At the University of Texas, we used what is called a "bookstore model." The University Co-op bought response pads from eInstruction and then resold them to students. The Co-op agreed to sell pads to the students for about $34 each and to buy them back at the end of the semester for about half that amount. Although we felt that this cost was reasonable, it was still an extra expense that the students had to shoulder. Student reaction to this cost will depend strongly on how well the instructor integrates the technology with the course material.

Each classroom was equipped with one or more receivers and, in some cases, a hub to coordinate signals from multiple receivers. A system with two receivers plus a hub can service a class with about 250 students, and it costs about $1,000. In our college, the dean's office recently equipped seven classrooms for a total hardware cost of about $7,000. This expense is significantly less than some other ways of equipping classrooms with response technology. For example, equipping large classrooms with hard-wired response technology can cost more than $20,000 per classroom. Thus, the wireless system represented a significant savings. Of course, several other items are necessary: A computer must be available to run the software (software is free) and collect student responses, and an LCD projector must be used to display the results. To minimize additional expenses, our college targeted technology classrooms that had been previously equipped with computers and projectors.
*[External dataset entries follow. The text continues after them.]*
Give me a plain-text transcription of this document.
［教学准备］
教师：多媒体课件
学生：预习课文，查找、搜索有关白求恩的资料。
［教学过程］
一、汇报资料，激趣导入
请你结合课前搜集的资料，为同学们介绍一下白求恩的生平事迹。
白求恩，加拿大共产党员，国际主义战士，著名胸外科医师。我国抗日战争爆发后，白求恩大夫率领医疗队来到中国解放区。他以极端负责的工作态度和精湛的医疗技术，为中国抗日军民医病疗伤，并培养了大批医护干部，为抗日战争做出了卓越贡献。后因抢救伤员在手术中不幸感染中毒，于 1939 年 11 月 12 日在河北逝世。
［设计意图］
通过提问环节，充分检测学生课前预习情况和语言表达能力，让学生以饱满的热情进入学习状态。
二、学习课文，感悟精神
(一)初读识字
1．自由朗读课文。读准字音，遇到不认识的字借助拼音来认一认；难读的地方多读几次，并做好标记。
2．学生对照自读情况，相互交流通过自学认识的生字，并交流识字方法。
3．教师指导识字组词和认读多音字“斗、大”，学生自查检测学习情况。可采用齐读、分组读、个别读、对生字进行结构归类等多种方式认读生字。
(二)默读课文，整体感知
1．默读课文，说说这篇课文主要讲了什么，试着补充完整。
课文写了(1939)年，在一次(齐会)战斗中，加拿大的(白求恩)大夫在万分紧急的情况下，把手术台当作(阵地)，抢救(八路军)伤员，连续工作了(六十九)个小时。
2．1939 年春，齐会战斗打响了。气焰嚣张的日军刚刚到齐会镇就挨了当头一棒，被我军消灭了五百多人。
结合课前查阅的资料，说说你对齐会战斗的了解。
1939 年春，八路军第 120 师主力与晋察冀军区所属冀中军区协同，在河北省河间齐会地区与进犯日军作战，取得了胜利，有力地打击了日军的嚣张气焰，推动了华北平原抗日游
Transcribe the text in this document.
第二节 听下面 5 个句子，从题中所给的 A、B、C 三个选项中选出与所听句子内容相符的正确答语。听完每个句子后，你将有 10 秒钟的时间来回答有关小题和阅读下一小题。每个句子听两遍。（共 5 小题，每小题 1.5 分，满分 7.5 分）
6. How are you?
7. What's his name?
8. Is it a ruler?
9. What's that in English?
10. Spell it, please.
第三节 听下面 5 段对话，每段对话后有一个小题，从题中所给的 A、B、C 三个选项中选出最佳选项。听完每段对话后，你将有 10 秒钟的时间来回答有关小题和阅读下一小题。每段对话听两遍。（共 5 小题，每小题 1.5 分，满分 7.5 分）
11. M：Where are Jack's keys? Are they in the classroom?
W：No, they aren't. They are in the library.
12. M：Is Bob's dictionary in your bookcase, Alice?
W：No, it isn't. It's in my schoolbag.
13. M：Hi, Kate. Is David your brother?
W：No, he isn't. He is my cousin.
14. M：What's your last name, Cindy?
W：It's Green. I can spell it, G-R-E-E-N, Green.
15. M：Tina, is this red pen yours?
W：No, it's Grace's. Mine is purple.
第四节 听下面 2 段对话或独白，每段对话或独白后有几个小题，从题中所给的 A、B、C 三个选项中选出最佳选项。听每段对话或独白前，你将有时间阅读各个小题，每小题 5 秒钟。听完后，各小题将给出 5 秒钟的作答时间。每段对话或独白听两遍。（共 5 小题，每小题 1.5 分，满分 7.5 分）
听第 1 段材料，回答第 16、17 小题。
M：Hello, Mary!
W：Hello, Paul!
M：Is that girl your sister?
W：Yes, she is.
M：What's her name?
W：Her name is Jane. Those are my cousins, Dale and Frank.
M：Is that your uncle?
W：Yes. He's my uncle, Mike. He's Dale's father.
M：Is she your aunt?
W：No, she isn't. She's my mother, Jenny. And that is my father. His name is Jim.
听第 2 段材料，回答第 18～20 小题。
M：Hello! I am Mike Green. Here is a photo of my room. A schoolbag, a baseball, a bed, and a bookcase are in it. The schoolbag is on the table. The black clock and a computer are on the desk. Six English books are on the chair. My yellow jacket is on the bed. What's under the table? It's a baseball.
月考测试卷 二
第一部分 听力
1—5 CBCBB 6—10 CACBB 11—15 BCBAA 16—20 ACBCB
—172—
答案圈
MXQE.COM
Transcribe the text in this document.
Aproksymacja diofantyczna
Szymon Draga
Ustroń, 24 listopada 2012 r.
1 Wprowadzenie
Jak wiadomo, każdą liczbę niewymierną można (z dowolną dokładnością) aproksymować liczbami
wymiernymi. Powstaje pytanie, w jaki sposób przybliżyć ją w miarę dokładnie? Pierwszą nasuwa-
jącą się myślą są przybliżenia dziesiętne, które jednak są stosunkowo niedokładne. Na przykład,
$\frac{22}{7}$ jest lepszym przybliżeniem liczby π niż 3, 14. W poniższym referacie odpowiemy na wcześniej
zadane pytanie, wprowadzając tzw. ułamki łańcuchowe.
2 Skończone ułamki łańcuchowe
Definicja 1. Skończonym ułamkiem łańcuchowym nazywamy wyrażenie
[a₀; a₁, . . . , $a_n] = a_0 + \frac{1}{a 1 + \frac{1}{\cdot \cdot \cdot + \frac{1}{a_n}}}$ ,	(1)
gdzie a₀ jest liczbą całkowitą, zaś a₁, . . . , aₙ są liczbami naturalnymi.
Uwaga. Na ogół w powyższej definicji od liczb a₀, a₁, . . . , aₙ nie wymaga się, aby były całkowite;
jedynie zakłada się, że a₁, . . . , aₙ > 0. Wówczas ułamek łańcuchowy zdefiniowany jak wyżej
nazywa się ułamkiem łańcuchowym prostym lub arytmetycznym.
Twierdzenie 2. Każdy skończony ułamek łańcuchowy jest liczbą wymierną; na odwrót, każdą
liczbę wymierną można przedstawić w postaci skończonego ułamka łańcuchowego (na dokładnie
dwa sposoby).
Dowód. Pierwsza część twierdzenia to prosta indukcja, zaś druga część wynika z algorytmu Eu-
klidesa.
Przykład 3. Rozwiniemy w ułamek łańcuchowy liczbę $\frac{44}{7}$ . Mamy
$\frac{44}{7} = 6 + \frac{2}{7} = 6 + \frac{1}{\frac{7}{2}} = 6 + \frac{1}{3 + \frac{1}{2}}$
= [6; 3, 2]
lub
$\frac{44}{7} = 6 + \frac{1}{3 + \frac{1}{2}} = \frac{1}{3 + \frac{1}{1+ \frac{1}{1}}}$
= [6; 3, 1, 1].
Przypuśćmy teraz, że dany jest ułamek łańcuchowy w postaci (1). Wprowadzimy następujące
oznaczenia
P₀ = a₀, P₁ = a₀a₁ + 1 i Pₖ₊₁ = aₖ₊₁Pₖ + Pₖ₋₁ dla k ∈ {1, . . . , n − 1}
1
CPS wireless response technology provides an effective tool to engage students, to understand better how well they grasp material, and to find out what they think about current issues. It is relatively inexpensive, easy to use, reliable, and readily integrated into previously established class material. We intend to continue using it in our classrooms and have convinced a number of our colleagues to adopt the technology as well.

[Editor's note: Art Woods and Charles Chiu are not affiliated with eInstruction and do not have any financial interest in the company. Additional information on how the CPS system is used at UT-Austin is available at the UT Wireless (CPS) Website.]